In an announcement yesterday, Shulkin said he would adopt the same system the Department of Defense (DOD) uses so that the systems can communicate with each other.
“It’s time to move forward, and as secretary I was not willing to put this decision off any longer,” Shulkin said.
“These commercial systems don’t talk together and we need them to talk together,” said Shulkin at a White House press briefing following the announcement on Monday.
‘Why is this significant?’ you might be wondering. ‘VA spends billions all the time on software solutions. Who cares?’
Electronic Health Records Fight
For more than a decade, VA has wrangled with the DOD to implement a unified electronic health records (EHR) system for its medical operations. After spending literally billions to figure out what to do, VA will now use an off-the-shelf commercial solution for the integration.
The move closely aligns with a more common sense approach to agency computing methods. Instead of always created brand new systems for every need using contractors and federal employees, VA will now start using commercial solutions that work, hopefully.
The debate over the fate of VistA has been hotly contested for decades. Initially, VA had the infrastructure and know-how to update and maintain the EHR. But cutbacks and drawdowns within VA under Bill Clinton resulted in an outstripping of the institutional knowledge. Now, the agency is wholly reliant on the private sector for a variety of projects including the majority of information technology initiatives.
“This is one of the biggest wins for veterans in decades,” said President Donald Trump in a statement yesterday after announcing privatization of air traffic controllers.
President Trump lauded the announcement as move to improve access and efficiency for veterans transitioning from the military to VA.
Shulkin indicated VA will avoid the competitive bidding process since DOD is already using a vendor and opening up the bid would create a two-year lag before a decision is made.
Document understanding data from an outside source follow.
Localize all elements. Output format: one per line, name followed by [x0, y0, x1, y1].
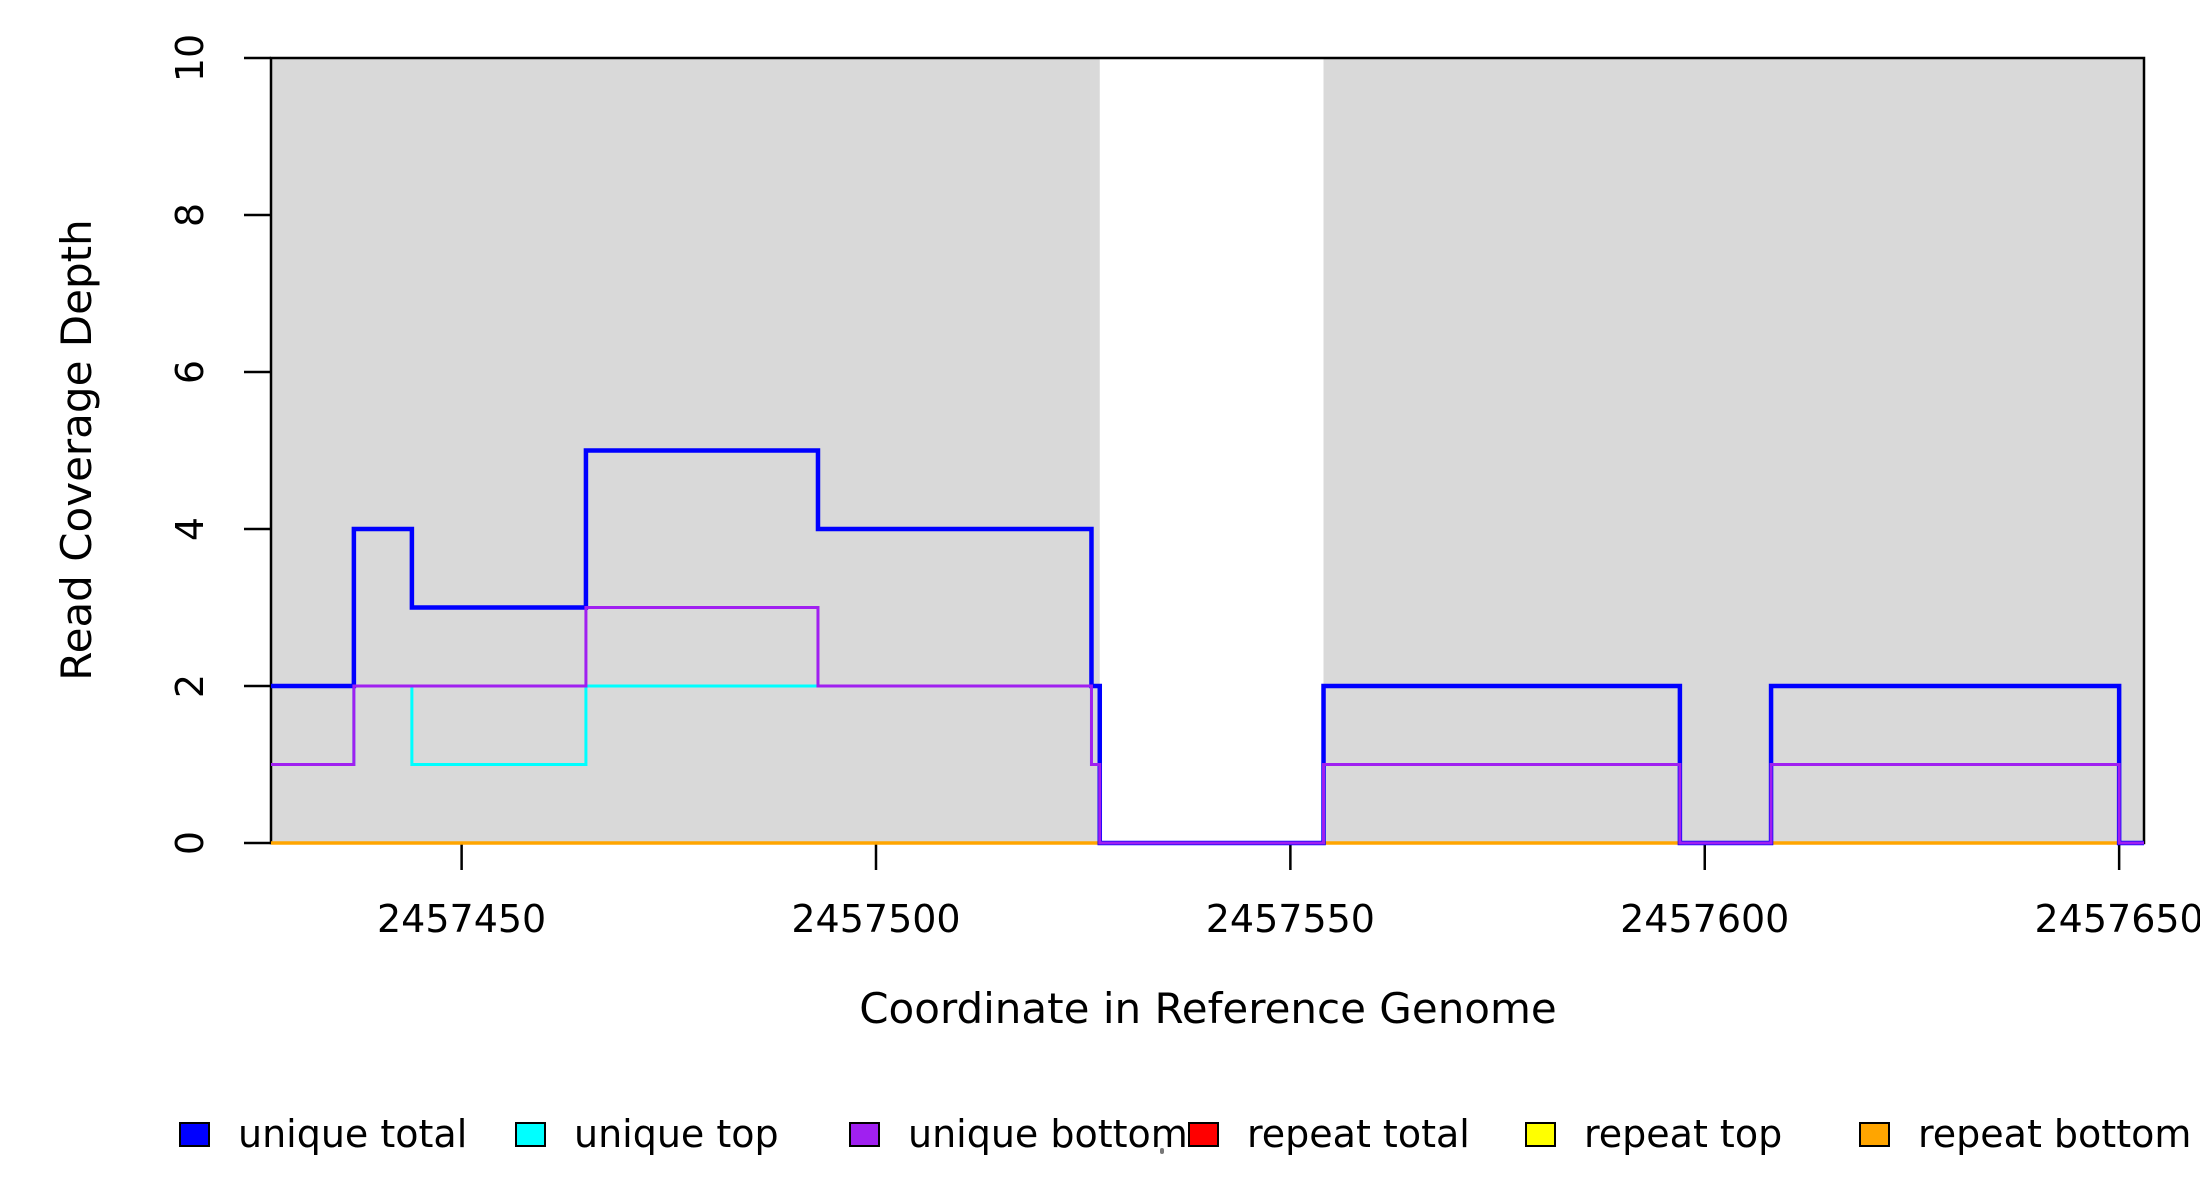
- x-tick-label-2457600: 2457600: [1620, 897, 1790, 941]
- y-axis-title: Read Coverage Depth: [52, 219, 101, 681]
- legend-item-unique-bottom: unique bottom: [849, 1114, 1188, 1154]
- legend-item-unique-total: unique total: [179, 1114, 467, 1154]
- unique-total-swatch-icon: [179, 1121, 210, 1147]
- x-tick-label-2457450: 2457450: [376, 897, 547, 941]
- repeat-top-swatch-icon: [1525, 1121, 1556, 1147]
- legend-label: unique top: [574, 1112, 779, 1156]
- legend-label: repeat bottom: [1918, 1112, 2192, 1156]
- x-tick-label-2457500: 2457500: [791, 897, 961, 941]
- legend-item-unique-top: unique top: [515, 1114, 779, 1154]
- unique-bottom-swatch-icon: [849, 1121, 880, 1147]
- y-tick-label-0: 0: [168, 830, 212, 856]
- repeat-total-swatch-icon: [1188, 1121, 1219, 1147]
- y-tick-label-6: 6: [168, 359, 212, 385]
- legend-label: repeat top: [1584, 1112, 1783, 1156]
- legend-item-repeat-top: repeat top: [1525, 1114, 1782, 1154]
- legend-label: unique bottom: [908, 1112, 1188, 1156]
- legend-label: unique total: [238, 1112, 468, 1156]
- y-tick-label-10: 10: [168, 33, 212, 83]
- legend-label: repeat total: [1247, 1112, 1470, 1156]
- unique-top-swatch-icon: [515, 1121, 546, 1147]
- y-tick-label-8: 8: [168, 202, 212, 228]
- shaded-region-1: [1323, 58, 2144, 843]
- legend-item-repeat-total: repeat total: [1188, 1114, 1470, 1154]
- x-tick-label-2457550: 2457550: [1205, 897, 1375, 941]
- x-tick-label-2457650: 2457650: [2034, 897, 2200, 941]
- y-tick-label-4: 4: [168, 516, 212, 542]
- series-unique-bottom: [271, 606, 2144, 845]
- repeat-bottom-swatch-icon: [1859, 1121, 1890, 1147]
- y-tick-label-2: 2: [168, 673, 212, 699]
- stray-mark: [1160, 1148, 1164, 1154]
- x-axis-title: Coordinate in Reference Genome: [859, 984, 1557, 1033]
- legend-item-repeat-bottom: repeat bottom: [1859, 1114, 2191, 1154]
Instead, the secretary said his goal is full implementation within the next 3-6 months.
Possible Benefit To Veterans
As an attorney, I am onboard with this move so long as the new system is easy for veterans and outsiders to read when reviewing the records.
Presently, VA’s system is incredibly redundant, and it takes medical experts far longer to review when compared to standard commercial EHR solutions.
Community care providers not training in VistA tend to struggle to review the medical records veterans submit to them for review when seeking non-VA care. Hopefully, the new EHR solution will be better.